Four, the relationship between redrawing and reflux

Backflow must occur redraw, redraw does not necessarily cause backflow.

Five, performance impact

  • Reflux is more expensive than drawing.

  • Sometimes even if only a single element is backflowed, its parent element and any elements that follow it will also backflow. That is, changing the children of the parent node is likely to result in a series of backflows of the parent node.

Six, optimization

1. Browser optimization:

The browser maintains a queue and places all operations that cause backflow and redraw in this queue. When the number of operations in the queue reaches a certain number of times or at a certain interval, the browser flushes the queue and performs a batch. This will turn multiple backflow and redraw into a single backflow redraw.

2. Reduce redrawing and reflow

CSS
  1. Avoid table layouts.

  2. Change the class at the very end of the DOM tree whenever possible.

  3. Avoid setting multiple inline styles. CSS selectors match from right to left to avoid DOM depth

  4. Apply the animation to an element whose position attribute is absolute or fixed.

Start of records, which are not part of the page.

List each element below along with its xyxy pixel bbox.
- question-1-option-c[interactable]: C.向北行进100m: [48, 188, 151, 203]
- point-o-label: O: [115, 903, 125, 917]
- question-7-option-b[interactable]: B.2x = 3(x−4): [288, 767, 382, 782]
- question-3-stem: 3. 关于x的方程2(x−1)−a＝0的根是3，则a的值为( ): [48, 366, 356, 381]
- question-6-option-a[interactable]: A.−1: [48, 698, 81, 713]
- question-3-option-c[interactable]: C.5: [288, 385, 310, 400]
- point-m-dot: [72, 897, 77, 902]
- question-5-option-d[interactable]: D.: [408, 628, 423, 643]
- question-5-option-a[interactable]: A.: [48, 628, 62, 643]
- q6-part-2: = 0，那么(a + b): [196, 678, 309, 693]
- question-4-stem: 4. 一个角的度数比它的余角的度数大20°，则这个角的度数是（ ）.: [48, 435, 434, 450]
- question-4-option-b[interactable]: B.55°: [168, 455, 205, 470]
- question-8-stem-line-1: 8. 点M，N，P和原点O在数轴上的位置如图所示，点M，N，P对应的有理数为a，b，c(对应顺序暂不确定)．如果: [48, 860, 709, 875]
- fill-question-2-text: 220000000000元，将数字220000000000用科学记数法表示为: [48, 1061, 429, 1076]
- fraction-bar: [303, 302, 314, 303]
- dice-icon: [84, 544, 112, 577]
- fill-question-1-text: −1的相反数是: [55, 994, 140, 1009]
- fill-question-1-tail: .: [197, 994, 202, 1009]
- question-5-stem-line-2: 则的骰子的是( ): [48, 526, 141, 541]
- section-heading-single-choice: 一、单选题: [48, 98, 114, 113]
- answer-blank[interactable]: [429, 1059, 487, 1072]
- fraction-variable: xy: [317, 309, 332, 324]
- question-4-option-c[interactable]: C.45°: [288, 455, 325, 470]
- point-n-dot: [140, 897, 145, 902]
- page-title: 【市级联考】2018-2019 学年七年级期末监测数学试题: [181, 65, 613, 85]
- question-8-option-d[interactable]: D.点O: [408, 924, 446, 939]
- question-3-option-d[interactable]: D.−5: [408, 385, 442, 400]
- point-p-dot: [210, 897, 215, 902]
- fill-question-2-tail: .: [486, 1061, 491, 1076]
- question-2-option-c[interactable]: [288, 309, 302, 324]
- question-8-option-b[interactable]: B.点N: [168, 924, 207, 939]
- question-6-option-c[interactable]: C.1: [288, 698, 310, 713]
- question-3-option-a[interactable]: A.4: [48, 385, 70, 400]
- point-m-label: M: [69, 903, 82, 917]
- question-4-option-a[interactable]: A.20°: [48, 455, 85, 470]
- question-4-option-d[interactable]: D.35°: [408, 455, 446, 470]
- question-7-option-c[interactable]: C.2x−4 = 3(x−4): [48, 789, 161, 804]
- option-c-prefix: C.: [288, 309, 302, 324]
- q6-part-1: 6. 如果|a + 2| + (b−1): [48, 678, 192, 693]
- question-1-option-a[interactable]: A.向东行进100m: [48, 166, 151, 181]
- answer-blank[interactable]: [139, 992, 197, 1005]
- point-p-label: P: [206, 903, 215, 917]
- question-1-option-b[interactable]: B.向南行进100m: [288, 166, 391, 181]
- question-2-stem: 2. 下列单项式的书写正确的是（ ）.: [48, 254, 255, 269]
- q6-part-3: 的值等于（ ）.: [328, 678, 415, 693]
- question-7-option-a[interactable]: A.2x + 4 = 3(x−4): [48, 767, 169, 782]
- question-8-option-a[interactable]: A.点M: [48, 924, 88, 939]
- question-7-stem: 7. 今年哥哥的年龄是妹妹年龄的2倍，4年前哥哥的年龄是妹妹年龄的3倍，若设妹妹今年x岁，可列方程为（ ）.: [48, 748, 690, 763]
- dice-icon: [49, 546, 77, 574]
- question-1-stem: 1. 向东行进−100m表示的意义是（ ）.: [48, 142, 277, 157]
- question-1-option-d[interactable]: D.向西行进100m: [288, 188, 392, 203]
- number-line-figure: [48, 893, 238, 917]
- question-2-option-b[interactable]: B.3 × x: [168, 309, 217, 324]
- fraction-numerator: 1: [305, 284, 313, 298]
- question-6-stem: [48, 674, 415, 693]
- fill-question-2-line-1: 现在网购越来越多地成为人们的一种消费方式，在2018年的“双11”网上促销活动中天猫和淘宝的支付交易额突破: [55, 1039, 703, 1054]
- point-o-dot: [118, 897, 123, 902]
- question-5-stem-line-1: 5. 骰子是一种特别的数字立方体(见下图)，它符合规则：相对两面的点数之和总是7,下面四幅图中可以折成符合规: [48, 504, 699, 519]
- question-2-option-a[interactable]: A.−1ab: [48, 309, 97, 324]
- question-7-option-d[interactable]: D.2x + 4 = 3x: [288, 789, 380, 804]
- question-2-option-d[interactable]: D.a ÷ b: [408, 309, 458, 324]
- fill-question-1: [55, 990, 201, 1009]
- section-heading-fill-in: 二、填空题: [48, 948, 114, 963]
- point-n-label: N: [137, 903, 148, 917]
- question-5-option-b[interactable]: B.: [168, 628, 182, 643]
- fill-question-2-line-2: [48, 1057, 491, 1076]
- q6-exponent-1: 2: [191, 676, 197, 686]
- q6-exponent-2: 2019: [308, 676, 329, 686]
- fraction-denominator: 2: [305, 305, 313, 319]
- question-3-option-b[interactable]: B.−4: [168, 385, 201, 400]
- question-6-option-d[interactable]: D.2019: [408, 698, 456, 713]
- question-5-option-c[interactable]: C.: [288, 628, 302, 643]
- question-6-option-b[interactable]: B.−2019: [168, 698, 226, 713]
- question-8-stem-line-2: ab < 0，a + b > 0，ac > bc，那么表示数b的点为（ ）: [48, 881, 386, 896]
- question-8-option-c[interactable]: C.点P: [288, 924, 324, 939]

  5. Avoid USING CSS expressions (such as calc()).

  6. Use visibility instead of display: None, because the former will only cause redraw and the latter will cause backflow (changing the layout)

  7. Turn frequently running animations into layers that prevent backflow from affecting other elements. For the video TAB, for example, the browser automatically turns the node into a layer.

JavaScript
  1. To avoid manipulating styles too often, it is best to override the style property once, or define the style list as class and change the class property once.

  2. To avoid frequent DOM manipulation, create a documentFragment, apply all DOM manipulation to it, and finally add it to the document.

  3. You can set display: None to the element and display it when you’re done. Because DOM operations on elements with the display attribute none do not cause backflow and redraw.

  4. Avoid frequently reading properties that cause backflow/redraw, and if you do need to use them more than once, cache them in a variable.

  5. Use absolute positioning on elements with complex animations to keep them out of the document stream, which would otherwise cause frequent backflow of parent elements and subsequent elements.